The company recently put 24 new townhomes on the market and has since sold half of them. Next year, Al Futtaim is planning to sell some existing residential property that it had been leasing directly to tenants, Mr. Plumley said. All of it is part of a pickup in activity after the company decided to slow down in the wake of the financial crisis, which sent Dubai property prices into a freefall.
"Slowly, we want to take the master plan and develop it over the next 10 or 15 years," he said. "We're just now signing off on the next five years, which will bring us about 500 or 600 units more."
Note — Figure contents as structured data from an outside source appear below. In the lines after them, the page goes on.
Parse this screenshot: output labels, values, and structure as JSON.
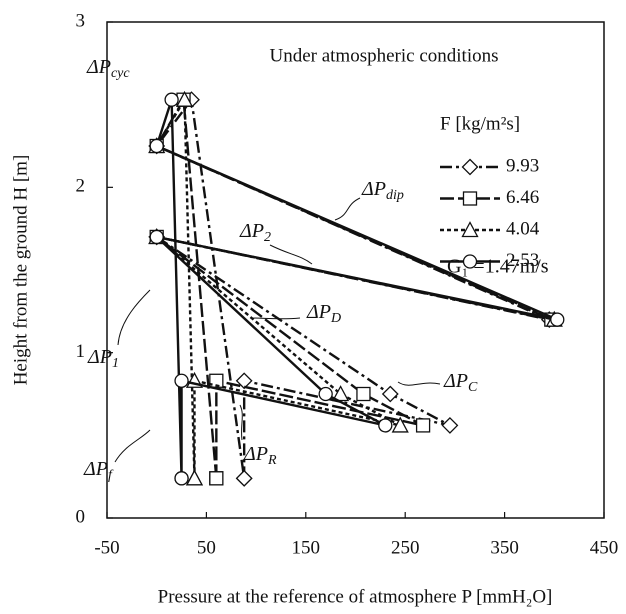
{
  "chart_data": {
    "type": "line",
    "title": "Under atmospheric conditions",
    "x_label": "Pressure at the reference of atmosphere P [mmH₂O]",
    "y_label": "Height from the ground H [m]",
    "legend_title": "F [kg/m²s]",
    "xlim": [
      -50,
      450
    ],
    "xticks": [
      -50,
      50,
      150,
      250,
      350,
      450
    ],
    "ylim": [
      0,
      3
    ],
    "yticks": [
      0,
      1,
      2,
      3
    ],
    "annotations": [
      {
        "text": "ΔP",
        "sub": "cyc"
      },
      {
        "text": "ΔP",
        "sub": "dip"
      },
      {
        "text": "ΔP",
        "sub": "2"
      },
      {
        "text": "ΔP",
        "sub": "D"
      },
      {
        "text": "ΔP",
        "sub": "C"
      },
      {
        "text": "ΔP",
        "sub": "1"
      },
      {
        "text": "ΔP",
        "sub": "R"
      },
      {
        "text": "ΔP",
        "sub": "f"
      }
    ],
    "note": "G₁ =1.47m/s",
    "series": [
      {
        "name": "9.93",
        "color": "#111111",
        "marker": "diamond",
        "line_style": "dashdot",
        "x": [
          88,
          88,
          295,
          235,
          0,
          395,
          0,
          35,
          88
        ],
        "values": [
          0.24,
          0.83,
          0.56,
          0.75,
          1.7,
          1.2,
          2.25,
          2.53,
          0.24
        ]
      },
      {
        "name": "6.46",
        "color": "#111111",
        "marker": "square",
        "line_style": "longdash",
        "x": [
          60,
          60,
          268,
          208,
          0,
          397,
          0,
          27,
          60
        ],
        "values": [
          0.24,
          0.83,
          0.56,
          0.75,
          1.7,
          1.2,
          2.25,
          2.53,
          0.24
        ]
      },
      {
        "name": "4.04",
        "color": "#111111",
        "marker": "triangle",
        "line_style": "dotted",
        "x": [
          38,
          38,
          245,
          185,
          0,
          400,
          0,
          28,
          38
        ],
        "values": [
          0.24,
          0.83,
          0.56,
          0.75,
          1.7,
          1.2,
          2.25,
          2.53,
          0.24
        ]
      },
      {
        "name": "2.53",
        "color": "#111111",
        "marker": "circle",
        "line_style": "solid",
        "x": [
          25,
          25,
          230,
          170,
          0,
          403,
          0,
          15,
          25
        ],
        "values": [
          0.24,
          0.83,
          0.56,
          0.75,
          1.7,
          1.2,
          2.25,
          2.53,
          0.24
        ]
      }
    ]
  }
}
"Every developer would have loved to develop at the pace that 2007 and 2008 was creating," he added. "However, it was completely unsustainable. We all know that now. We perhaps didn't know it then, or if we did we didn't say it too loudly."
Dubai's apartment market is not doing as well as the villa market, Mr. Plumley said, largely because of an oversupply of apartments. Jones Lang LaSalle estimated in a report on the second quarter of 2012 that villa sale prices had risen 21% year-on-year in Dubai, while apartment sale prices were flat. About 3,000 units were added to the market in the second quarter, most of which were apartments, the consulting firm said.
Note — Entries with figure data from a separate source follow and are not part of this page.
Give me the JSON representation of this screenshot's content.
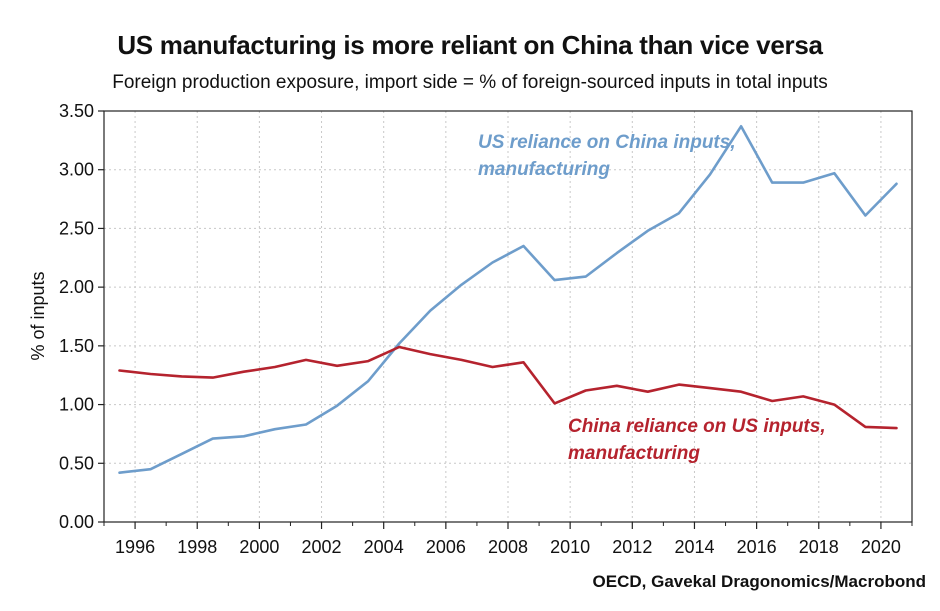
{
  "chart_data": {
    "type": "line",
    "title": "US manufacturing is more reliant on China than vice versa",
    "subtitle": "Foreign production exposure, import side = % of foreign-sourced inputs in total inputs",
    "ylabel": "% of inputs",
    "xlabel": "",
    "source": "OECD, Gavekal Dragonomics/Macrobond",
    "xlim": [
      1995,
      2021
    ],
    "ylim": [
      0,
      3.5
    ],
    "yticks": [
      "0.00",
      "0.50",
      "1.00",
      "1.50",
      "2.00",
      "2.50",
      "3.00",
      "3.50"
    ],
    "xticks": [
      "1996",
      "1998",
      "2000",
      "2002",
      "2004",
      "2006",
      "2008",
      "2010",
      "2012",
      "2014",
      "2016",
      "2018",
      "2020"
    ],
    "grid": true,
    "x": [
      1995.5,
      1996.5,
      1997.5,
      1998.5,
      1999.5,
      2000.5,
      2001.5,
      2002.5,
      2003.5,
      2004.5,
      2005.5,
      2006.5,
      2007.5,
      2008.5,
      2009.5,
      2010.5,
      2011.5,
      2012.5,
      2013.5,
      2014.5,
      2015.5,
      2016.5,
      2017.5,
      2018.5,
      2019.5,
      2020.5
    ],
    "series": [
      {
        "name": "US reliance on China inputs, manufacturing",
        "color": "#6e9dcb",
        "values": [
          0.42,
          0.45,
          0.58,
          0.71,
          0.73,
          0.79,
          0.83,
          0.99,
          1.2,
          1.52,
          1.8,
          2.02,
          2.21,
          2.35,
          2.06,
          2.09,
          2.29,
          2.48,
          2.63,
          2.96,
          3.37,
          2.89,
          2.89,
          2.97,
          2.61,
          2.88
        ]
      },
      {
        "name": "China reliance on US inputs, manufacturing",
        "color": "#b5232e",
        "values": [
          1.29,
          1.26,
          1.24,
          1.23,
          1.28,
          1.32,
          1.38,
          1.33,
          1.37,
          1.49,
          1.43,
          1.38,
          1.32,
          1.36,
          1.01,
          1.12,
          1.16,
          1.11,
          1.17,
          1.14,
          1.11,
          1.03,
          1.07,
          1.0,
          0.81,
          0.8
        ]
      }
    ],
    "annotations": [
      {
        "series": 0,
        "lines": [
          "US reliance on China inputs,",
          "manufacturing"
        ]
      },
      {
        "series": 1,
        "lines": [
          "China reliance on US inputs,",
          "manufacturing"
        ]
      }
    ]
  }
}
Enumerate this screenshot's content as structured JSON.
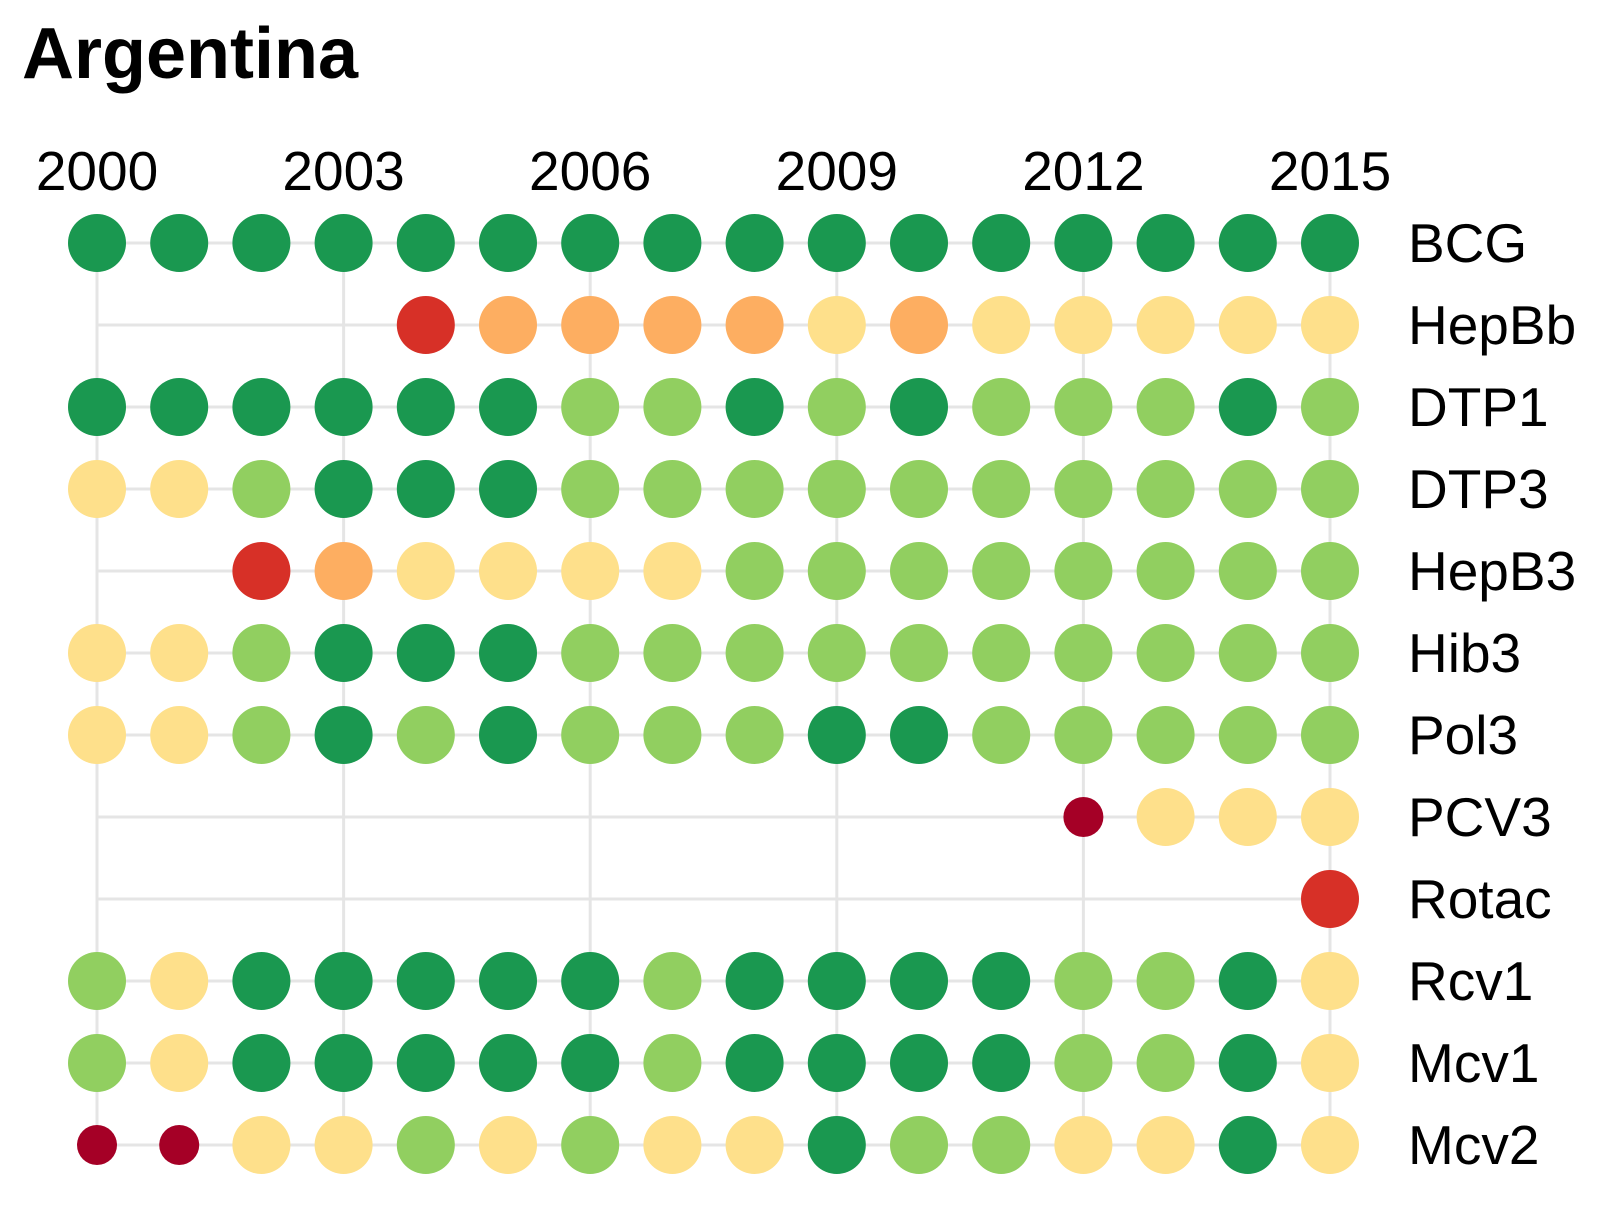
{
  "chart_data": {
    "type": "scatter",
    "title": "Argentina",
    "x_years": [
      2000,
      2001,
      2002,
      2003,
      2004,
      2005,
      2006,
      2007,
      2008,
      2009,
      2010,
      2011,
      2012,
      2013,
      2014,
      2015
    ],
    "x_tick_labels": [
      "2000",
      "2003",
      "2006",
      "2009",
      "2012",
      "2015"
    ],
    "grid": true,
    "legend": "none",
    "colors": {
      "darkgreen": "#1a9850",
      "lightgreen": "#91cf60",
      "yellow": "#fee08b",
      "orange": "#fdae61",
      "red": "#d73027",
      "darkred": "#a50026",
      "grid": "#e5e5e5"
    },
    "series": [
      {
        "name": "BCG",
        "values": [
          "darkgreen",
          "darkgreen",
          "darkgreen",
          "darkgreen",
          "darkgreen",
          "darkgreen",
          "darkgreen",
          "darkgreen",
          "darkgreen",
          "darkgreen",
          "darkgreen",
          "darkgreen",
          "darkgreen",
          "darkgreen",
          "darkgreen",
          "darkgreen"
        ]
      },
      {
        "name": "HepBb",
        "values": [
          null,
          null,
          null,
          null,
          "red",
          "orange",
          "orange",
          "orange",
          "orange",
          "yellow",
          "orange",
          "yellow",
          "yellow",
          "yellow",
          "yellow",
          "yellow"
        ]
      },
      {
        "name": "DTP1",
        "values": [
          "darkgreen",
          "darkgreen",
          "darkgreen",
          "darkgreen",
          "darkgreen",
          "darkgreen",
          "lightgreen",
          "lightgreen",
          "darkgreen",
          "lightgreen",
          "darkgreen",
          "lightgreen",
          "lightgreen",
          "lightgreen",
          "darkgreen",
          "lightgreen"
        ]
      },
      {
        "name": "DTP3",
        "values": [
          "yellow",
          "yellow",
          "lightgreen",
          "darkgreen",
          "darkgreen",
          "darkgreen",
          "lightgreen",
          "lightgreen",
          "lightgreen",
          "lightgreen",
          "lightgreen",
          "lightgreen",
          "lightgreen",
          "lightgreen",
          "lightgreen",
          "lightgreen"
        ]
      },
      {
        "name": "HepB3",
        "values": [
          null,
          null,
          "red",
          "orange",
          "yellow",
          "yellow",
          "yellow",
          "yellow",
          "lightgreen",
          "lightgreen",
          "lightgreen",
          "lightgreen",
          "lightgreen",
          "lightgreen",
          "lightgreen",
          "lightgreen"
        ]
      },
      {
        "name": "Hib3",
        "values": [
          "yellow",
          "yellow",
          "lightgreen",
          "darkgreen",
          "darkgreen",
          "darkgreen",
          "lightgreen",
          "lightgreen",
          "lightgreen",
          "lightgreen",
          "lightgreen",
          "lightgreen",
          "lightgreen",
          "lightgreen",
          "lightgreen",
          "lightgreen"
        ]
      },
      {
        "name": "Pol3",
        "values": [
          "yellow",
          "yellow",
          "lightgreen",
          "darkgreen",
          "lightgreen",
          "darkgreen",
          "lightgreen",
          "lightgreen",
          "lightgreen",
          "darkgreen",
          "darkgreen",
          "lightgreen",
          "lightgreen",
          "lightgreen",
          "lightgreen",
          "lightgreen"
        ]
      },
      {
        "name": "PCV3",
        "values": [
          null,
          null,
          null,
          null,
          null,
          null,
          null,
          null,
          null,
          null,
          null,
          null,
          "darkred",
          "yellow",
          "yellow",
          "yellow"
        ]
      },
      {
        "name": "Rotac",
        "values": [
          null,
          null,
          null,
          null,
          null,
          null,
          null,
          null,
          null,
          null,
          null,
          null,
          null,
          null,
          null,
          "red"
        ]
      },
      {
        "name": "Rcv1",
        "values": [
          "lightgreen",
          "yellow",
          "darkgreen",
          "darkgreen",
          "darkgreen",
          "darkgreen",
          "darkgreen",
          "lightgreen",
          "darkgreen",
          "darkgreen",
          "darkgreen",
          "darkgreen",
          "lightgreen",
          "lightgreen",
          "darkgreen",
          "yellow"
        ]
      },
      {
        "name": "Mcv1",
        "values": [
          "lightgreen",
          "yellow",
          "darkgreen",
          "darkgreen",
          "darkgreen",
          "darkgreen",
          "darkgreen",
          "lightgreen",
          "darkgreen",
          "darkgreen",
          "darkgreen",
          "darkgreen",
          "lightgreen",
          "lightgreen",
          "darkgreen",
          "yellow"
        ]
      },
      {
        "name": "Mcv2",
        "values": [
          "darkred",
          "darkred",
          "yellow",
          "yellow",
          "lightgreen",
          "yellow",
          "lightgreen",
          "yellow",
          "yellow",
          "darkgreen",
          "lightgreen",
          "lightgreen",
          "yellow",
          "yellow",
          "darkgreen",
          "yellow"
        ]
      }
    ]
  }
}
These days, Mr. Plumley said families were increasingly looking to buy larger properties and settle permanently in Dubai, a contrast with the speculative fervor of the bubble. The Arab Spring has also had a positive effect, he said.
"The Arab Spring has had a huge impact on the region, and from a real estate perspective a huge impact on Dubai, and we are certainly benefiting from that," he said. "Just looking at our inquiries, most of our inquiries are from [people from the] GCC, the Levant area or Asia, not western Europeans, not Americans."